The Government of South Russia (Russian: Правительство Юга России Pravitel'stvo Yuga Rossii) was a White movement government established in Sevastopol, Crimea in April 1920.
It was the successor to General Anton Denikin's South Russian Government (Южнорусское Правительство Yuzhnorusskoye Pravitel'stvo) set up in February 1920.
General Pyotr Wrangel was the pravitel' (правитель, "ruler") while the head of the government itself was the Chairman of the Council of Ministers, Alexander Krivoshein, with Peter Berngardovich Struve serving as foreign minister. The government officially adopted the name "Government of South Russia" on 16 August 1920, and it controlled the area of the former Russian Empire's Taurida Governorate, i.e., the Crimean Peninsula and adjacent areas of the mainland.
The Government of South Russia received assistance from the World War I Allies including France (which recognized it in August 1920) and the United States, as well as from the newly independent Poland.

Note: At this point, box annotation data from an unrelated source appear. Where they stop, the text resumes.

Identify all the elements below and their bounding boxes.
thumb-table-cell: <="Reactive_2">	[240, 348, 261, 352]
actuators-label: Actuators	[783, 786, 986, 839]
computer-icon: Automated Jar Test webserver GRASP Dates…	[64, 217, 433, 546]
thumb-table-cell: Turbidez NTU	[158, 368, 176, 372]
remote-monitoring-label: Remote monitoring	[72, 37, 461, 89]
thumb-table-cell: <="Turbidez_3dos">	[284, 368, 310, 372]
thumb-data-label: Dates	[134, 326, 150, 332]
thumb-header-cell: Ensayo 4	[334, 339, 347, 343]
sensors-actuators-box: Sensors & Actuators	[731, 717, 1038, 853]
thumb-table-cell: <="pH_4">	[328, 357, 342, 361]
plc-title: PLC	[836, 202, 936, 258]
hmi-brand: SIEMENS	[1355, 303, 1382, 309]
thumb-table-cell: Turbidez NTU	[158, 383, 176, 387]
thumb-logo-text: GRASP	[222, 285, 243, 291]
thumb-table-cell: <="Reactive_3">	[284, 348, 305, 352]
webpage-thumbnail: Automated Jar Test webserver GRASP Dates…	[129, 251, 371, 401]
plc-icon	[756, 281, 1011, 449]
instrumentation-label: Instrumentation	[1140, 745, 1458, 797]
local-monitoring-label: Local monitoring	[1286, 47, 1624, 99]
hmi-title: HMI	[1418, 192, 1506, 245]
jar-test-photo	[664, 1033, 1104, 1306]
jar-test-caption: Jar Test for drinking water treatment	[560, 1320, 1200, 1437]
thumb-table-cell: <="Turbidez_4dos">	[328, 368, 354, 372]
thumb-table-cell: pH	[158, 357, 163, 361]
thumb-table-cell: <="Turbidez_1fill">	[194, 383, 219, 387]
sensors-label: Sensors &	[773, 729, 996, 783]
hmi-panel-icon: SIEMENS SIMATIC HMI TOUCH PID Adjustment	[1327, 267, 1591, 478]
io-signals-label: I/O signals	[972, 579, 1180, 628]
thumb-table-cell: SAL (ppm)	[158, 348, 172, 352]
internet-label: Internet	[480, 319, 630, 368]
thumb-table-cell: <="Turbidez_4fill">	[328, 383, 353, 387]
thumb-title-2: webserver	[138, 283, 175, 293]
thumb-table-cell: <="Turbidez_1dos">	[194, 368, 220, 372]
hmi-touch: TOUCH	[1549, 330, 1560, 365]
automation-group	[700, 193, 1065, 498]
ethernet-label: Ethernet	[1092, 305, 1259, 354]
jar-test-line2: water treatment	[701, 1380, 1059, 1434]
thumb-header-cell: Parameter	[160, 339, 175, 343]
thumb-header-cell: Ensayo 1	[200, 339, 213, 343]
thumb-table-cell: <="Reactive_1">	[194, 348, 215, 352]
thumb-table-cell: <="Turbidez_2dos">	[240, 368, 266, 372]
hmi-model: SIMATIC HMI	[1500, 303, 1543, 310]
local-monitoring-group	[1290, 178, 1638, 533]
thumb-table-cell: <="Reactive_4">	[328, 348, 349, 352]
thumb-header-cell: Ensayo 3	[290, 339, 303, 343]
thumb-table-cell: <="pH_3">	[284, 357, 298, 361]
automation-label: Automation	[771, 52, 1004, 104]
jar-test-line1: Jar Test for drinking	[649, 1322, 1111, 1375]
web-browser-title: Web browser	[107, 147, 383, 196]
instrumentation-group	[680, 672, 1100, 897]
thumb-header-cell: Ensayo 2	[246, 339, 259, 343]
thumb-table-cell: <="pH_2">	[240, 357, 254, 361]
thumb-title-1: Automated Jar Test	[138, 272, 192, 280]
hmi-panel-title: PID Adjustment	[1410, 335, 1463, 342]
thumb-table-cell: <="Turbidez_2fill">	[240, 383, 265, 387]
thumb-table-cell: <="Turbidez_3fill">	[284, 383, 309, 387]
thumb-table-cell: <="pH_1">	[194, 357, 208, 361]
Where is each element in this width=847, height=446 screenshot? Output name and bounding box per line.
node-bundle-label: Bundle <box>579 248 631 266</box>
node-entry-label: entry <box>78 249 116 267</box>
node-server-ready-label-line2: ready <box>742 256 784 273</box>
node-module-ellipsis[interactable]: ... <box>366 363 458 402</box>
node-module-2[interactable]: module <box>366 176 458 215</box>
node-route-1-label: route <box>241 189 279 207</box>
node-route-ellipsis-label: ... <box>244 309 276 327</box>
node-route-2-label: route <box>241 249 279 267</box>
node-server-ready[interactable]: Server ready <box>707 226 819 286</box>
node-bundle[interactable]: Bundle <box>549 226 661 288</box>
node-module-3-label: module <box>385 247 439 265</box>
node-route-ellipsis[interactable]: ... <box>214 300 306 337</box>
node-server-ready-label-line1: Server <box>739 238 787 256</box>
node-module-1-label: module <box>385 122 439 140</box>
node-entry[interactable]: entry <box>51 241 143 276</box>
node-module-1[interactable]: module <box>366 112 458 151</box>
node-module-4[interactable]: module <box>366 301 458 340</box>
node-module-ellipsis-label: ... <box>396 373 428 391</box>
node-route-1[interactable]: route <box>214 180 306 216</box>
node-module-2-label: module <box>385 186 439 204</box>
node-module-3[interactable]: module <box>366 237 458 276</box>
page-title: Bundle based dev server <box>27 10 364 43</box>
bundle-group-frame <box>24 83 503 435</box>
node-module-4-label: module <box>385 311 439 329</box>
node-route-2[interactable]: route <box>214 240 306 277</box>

However, foreign support gradually dried up so offensives of the former Armed Forces of South Russia and the Volunteer Army, now called the Russian Army, had failed outside of Taurida.
In early November, the Bolsheviks won decisive victories and entered Crimea proper. Wrangel initiated an evacuation of 146,000 people to Constantinople with the last boats departed on 16 November. With this withdrawal, the final remnants of the White forces in Europe were defeated.